The consistent preference for AI-generated moral guidance, despite participants often identifying its source, raises critical concerns about the future of ethical decision-making and the vulnerability of humans to AI manipulation.
The ease with which AI responses were deemed more virtuous and trustworthy highlights a potential risk: if people are predisposed to trust AI moral judgments, they may be more susceptible to influence or manipulation by these systems.
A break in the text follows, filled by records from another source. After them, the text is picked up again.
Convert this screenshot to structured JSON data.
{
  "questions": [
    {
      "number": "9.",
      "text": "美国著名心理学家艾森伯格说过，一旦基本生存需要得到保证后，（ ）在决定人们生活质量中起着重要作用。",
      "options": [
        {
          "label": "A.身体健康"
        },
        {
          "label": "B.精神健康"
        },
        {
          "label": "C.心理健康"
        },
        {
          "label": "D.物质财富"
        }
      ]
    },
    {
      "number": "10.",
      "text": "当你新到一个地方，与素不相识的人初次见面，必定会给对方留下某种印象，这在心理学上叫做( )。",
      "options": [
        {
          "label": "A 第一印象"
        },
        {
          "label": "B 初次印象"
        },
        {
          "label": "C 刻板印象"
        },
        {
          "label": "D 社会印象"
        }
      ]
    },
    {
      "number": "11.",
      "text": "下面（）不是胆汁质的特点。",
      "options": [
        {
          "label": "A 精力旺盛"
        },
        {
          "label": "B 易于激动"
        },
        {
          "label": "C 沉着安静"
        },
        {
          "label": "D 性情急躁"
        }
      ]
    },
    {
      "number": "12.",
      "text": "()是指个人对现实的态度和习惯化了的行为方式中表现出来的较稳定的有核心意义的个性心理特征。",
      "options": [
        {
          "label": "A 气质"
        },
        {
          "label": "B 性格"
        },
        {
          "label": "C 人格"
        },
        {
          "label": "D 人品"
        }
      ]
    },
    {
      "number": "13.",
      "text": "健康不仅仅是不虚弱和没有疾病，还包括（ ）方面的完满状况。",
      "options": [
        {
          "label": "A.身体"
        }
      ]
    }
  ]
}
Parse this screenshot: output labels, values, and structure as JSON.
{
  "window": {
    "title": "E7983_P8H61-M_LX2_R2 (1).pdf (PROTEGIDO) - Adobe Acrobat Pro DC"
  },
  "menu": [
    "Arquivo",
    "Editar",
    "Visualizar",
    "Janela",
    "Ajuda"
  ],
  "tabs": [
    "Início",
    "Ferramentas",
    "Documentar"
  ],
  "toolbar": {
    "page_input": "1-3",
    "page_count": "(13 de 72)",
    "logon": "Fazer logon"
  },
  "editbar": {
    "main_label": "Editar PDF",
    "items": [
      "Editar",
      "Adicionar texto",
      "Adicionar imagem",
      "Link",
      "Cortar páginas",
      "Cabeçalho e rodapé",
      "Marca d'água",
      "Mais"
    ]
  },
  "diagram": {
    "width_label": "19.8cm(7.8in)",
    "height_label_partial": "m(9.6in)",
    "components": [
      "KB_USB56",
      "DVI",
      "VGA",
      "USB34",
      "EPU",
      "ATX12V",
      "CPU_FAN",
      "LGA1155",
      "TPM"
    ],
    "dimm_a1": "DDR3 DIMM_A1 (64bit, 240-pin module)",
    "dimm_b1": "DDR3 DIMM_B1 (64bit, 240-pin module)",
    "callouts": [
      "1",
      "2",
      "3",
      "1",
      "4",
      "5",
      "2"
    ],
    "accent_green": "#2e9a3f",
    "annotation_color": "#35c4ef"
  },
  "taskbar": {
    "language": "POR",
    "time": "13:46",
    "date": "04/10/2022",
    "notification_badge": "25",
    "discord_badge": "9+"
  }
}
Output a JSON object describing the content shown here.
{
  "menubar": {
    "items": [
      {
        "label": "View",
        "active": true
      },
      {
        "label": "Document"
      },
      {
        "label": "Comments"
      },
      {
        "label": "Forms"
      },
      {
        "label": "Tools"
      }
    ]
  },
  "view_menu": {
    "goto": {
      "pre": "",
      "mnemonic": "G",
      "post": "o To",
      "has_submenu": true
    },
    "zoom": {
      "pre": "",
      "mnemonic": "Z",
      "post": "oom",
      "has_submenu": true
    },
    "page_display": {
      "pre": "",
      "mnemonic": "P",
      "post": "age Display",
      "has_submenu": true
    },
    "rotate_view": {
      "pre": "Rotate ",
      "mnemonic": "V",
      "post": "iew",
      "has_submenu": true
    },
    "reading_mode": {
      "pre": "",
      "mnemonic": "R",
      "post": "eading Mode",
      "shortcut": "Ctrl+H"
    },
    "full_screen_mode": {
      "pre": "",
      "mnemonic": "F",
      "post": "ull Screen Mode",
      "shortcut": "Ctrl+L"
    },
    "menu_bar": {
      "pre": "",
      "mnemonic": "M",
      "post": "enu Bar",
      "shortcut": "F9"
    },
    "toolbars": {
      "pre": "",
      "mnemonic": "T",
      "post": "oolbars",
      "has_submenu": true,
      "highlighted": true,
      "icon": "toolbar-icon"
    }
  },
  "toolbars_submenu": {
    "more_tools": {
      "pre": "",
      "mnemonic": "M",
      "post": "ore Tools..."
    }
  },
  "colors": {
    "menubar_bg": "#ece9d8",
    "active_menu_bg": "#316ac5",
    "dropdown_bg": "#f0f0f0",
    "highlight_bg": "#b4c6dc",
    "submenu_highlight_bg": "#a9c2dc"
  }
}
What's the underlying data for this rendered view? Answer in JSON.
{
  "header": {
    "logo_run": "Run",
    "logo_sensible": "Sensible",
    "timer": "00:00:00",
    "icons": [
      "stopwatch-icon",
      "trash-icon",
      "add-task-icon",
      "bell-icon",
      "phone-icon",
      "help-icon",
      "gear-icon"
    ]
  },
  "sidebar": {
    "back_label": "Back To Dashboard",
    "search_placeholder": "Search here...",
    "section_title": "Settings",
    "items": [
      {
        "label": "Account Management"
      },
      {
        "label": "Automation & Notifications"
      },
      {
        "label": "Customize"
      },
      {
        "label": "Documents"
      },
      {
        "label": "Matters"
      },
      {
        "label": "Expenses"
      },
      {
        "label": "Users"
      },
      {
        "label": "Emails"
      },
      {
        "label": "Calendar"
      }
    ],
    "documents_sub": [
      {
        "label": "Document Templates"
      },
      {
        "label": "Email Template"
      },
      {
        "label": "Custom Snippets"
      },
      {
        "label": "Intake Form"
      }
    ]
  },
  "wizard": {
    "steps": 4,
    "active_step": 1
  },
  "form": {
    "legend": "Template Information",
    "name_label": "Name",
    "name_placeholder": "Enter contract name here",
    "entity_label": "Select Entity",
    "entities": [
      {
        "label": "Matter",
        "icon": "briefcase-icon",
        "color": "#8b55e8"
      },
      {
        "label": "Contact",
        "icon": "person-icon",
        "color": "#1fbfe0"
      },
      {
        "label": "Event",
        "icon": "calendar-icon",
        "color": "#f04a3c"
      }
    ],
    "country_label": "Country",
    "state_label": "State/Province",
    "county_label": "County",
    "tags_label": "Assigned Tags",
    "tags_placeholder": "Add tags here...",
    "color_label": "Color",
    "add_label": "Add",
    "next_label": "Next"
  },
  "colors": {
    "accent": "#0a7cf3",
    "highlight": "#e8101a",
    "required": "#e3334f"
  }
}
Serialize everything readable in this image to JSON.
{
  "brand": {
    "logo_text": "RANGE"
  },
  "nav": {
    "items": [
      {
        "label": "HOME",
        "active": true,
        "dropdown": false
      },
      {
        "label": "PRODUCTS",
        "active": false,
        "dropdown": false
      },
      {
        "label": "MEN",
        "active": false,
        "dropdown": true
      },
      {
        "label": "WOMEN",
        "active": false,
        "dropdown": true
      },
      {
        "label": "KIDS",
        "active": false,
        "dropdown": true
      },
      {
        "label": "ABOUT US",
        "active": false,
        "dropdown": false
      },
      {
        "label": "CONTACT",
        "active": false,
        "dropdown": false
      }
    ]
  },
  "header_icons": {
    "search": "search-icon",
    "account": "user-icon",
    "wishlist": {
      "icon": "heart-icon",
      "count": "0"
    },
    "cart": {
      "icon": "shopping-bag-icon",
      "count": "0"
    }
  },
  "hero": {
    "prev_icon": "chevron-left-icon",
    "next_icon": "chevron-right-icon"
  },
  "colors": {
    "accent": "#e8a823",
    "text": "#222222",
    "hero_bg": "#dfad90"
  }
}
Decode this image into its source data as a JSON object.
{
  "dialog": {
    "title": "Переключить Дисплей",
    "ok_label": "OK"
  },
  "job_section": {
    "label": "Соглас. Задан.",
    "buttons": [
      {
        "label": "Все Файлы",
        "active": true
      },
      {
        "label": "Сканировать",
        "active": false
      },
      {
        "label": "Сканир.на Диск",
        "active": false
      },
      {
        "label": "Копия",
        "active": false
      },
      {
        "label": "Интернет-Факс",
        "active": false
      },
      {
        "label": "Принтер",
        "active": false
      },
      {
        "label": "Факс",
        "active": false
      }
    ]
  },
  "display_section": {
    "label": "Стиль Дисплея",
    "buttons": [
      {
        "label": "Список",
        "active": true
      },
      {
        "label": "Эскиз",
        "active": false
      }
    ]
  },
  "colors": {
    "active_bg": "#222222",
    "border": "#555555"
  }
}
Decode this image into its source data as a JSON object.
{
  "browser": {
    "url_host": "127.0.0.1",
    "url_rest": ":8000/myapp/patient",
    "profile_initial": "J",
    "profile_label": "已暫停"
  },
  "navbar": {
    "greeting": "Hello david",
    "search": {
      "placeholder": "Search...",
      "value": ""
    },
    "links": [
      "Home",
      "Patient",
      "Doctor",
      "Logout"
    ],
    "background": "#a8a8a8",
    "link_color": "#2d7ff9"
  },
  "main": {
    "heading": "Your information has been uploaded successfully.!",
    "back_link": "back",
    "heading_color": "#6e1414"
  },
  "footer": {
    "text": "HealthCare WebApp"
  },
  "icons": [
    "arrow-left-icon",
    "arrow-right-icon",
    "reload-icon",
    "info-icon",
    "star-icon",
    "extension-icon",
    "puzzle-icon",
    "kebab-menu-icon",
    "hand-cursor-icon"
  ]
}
This becomes particularly concerning when considering that AI can be programmed or fine-tuned to promote specific agendas or biases, potentially shaping moral perspectives on a large scale.
As AI systems continue to evolve and integrate into our daily lives, it’s crucial to maintain a vigilant and critical approach. While these tools offer impressive capabilities, they lack the nuanced emotional understanding that informs human moral reasoning and can be weaponized to sway public opinion or individual choices.
Moving forward, it will be essential for individuals, educators, policymakers, and AI developers to work together in promoting digital literacy and critical thinking skills. This includes understanding the limitations and potential biases of AI systems, recognizing attempts at manipulation, and preserving the uniquely human aspects of moral reasoning. By fostering a more informed and discerning approach to AI-generated advice, we can better safeguard against undue influence while still harnessing the benefits of these powerful tools in ethical decision-making.